La solución deseable pasa por una reflexión masculina colectiva, pero las recientes noticias de grupos masivos de Facebook donde miles de hombres han compartido fotos íntimas de sus parejas o exparejas para hacer comentarios groseros y chabacanos no invitan al optimismo. Más bien todo lo contrario.
La idea de mankeeping es más compleja que todo esto. Como dice Andrea Insa, nombrarlo e identificarlo “sirve para que ellos puedan crear y mantener conexiones sociales libres de las rígidas normas de la masculinidad tradicional, y para que ellas no se conviertan, de forma no remunerada y desigual, en las terapeutas, animadoras, secretarias y madres de sus parejas, amigos y familiares”.
Lo suscribo. Y es que a pesar de que en las conversaciones con mis amigos de siempre cada vez hablamos más de nuestros hijos, de nuestros padres y madres, de la proximidad de la jubilación, de nuestras dudas y preocupaciones, al final la terapia se hace en casa, con una buena charla abierta y distendida con la mujer con la que compartes tu vida.
La definición de mankeeping se basa en otro concepto no menos interesante y también real: el de kinkeeping, el trabajo de mantener a la familia unida. Lo acuñó en los años 80 la socióloga Carolyn Rosenthal para hacer referencia a ese otro esfuerzo invisible y no reconocido, protagonizado en un 90% por mujeres, para mantener vivos y sólidos los lazos familiares. Y no se trata de la familia nuclear, sino de la familia en sentido extenso, que incluye a hermanos, tíos, primos, sobrinos, etcétera.
Es un trabajo apasionante, que obliga a mirar atrás.

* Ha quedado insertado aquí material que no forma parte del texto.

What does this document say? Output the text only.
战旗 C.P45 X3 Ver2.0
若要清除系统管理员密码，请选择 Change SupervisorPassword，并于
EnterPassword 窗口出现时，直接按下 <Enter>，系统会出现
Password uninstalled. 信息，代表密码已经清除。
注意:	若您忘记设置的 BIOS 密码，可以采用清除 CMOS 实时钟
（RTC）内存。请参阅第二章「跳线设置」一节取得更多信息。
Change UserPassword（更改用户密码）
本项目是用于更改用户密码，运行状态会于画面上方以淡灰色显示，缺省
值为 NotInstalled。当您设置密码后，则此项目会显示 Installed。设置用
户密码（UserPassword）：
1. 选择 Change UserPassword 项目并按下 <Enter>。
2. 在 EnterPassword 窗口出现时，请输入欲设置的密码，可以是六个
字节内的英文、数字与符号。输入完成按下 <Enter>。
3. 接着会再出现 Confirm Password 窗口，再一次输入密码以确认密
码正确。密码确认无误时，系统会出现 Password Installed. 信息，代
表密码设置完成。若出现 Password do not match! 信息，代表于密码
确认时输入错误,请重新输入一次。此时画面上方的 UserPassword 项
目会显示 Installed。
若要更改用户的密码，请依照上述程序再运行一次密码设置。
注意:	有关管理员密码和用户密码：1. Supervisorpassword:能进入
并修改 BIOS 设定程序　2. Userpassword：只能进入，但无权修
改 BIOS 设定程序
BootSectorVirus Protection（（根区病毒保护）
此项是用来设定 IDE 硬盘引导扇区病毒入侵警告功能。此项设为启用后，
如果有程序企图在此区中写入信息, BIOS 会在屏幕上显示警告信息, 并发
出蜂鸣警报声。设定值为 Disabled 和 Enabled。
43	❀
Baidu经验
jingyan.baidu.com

En mi casa, las hermanas de mi padre hablaban por teléfono con mi madre para mantenerse al tanto de las novedades familiares, y era la mujer de mi tío, el hermano de mi madre, la interlocutora con esa otra ramificación familiar.
Ellas recordaban los cumpleaños, las onomásticas, los aniversarios de las pérdidas; ellos hacían las quinielas. Recuerdo con cariño los largos días de playa en La Araña, en el chiringuito del Mijeño, cuando nuestras madres y tías pasaban las tardes hablando y comentando todo tipo de incidencias familiares, mientras que sus maridos jugaban al dominó en el merendero, intensas y escandalosas partidas bien regadas con cubalibres de Larios-Cola, y en las que cualquier desliz, cualquier fallo, no seguir a tu compañero cuando era mano o cometer un error que propiciara el ahorcamiento del cuatro o cinco doble, propiciaba un explosivo griterío que se escuchaba desde la orilla.
El caso es que eran las mujeres el pegamento de las diferentes ramas familiares, en feliz definición de Rosenthal, y podemos y debemos pensar quiénes cumplen esa función ahora, a nuestro alrededor.
En mi familia, es mi hermana mayor la que siempre insiste, la que tiene su casa siempre abierta, y es de justicia reconocer ahora que hay que agradecerle ese esfuerzo, que a veces nos puede parecer pesado o demasiado insistente. Gracias, hermana mayor. Y con respecto a los amigos, ahí están Alejandro y Ana proponiendo encuentros en el grupo de whatsapp, a veces con sugerencias atrevidas o incomprendidas, arriesgándose a recibir comentarios sarcásticos y bromas de dudoso gusto.
A los hombres con dificultades emocionales, para terminar, habría que proponerles una cierta apertura y recordarles, como decía la escritora cubana Karla Suárez en su novela “El hijo del héroe”, que el músculo más importante es el cerebro.
Ignacio Pereyra nos ha hecho el favor de traducir al castellano y publicar en substack (Recalculando) las historietas ácidas de Lily O’Farrell sobre el mankeeping, no aptas para ofendiditos. Y a esas personas que nos rodean y que se esfuerzan por hacer de pegamento para que todos sintamos que formamos parte de una familia, o de un grupo de amigos maravilloso, convendría darles las gracias, siempre dispuestas a que vaciemos sus neveras o a que nos bebamos su whisky. ¿Quién dijo que la sociología era aburrida? Sin vínculos no hay paraíso, ni en el cielo ni en la tierra.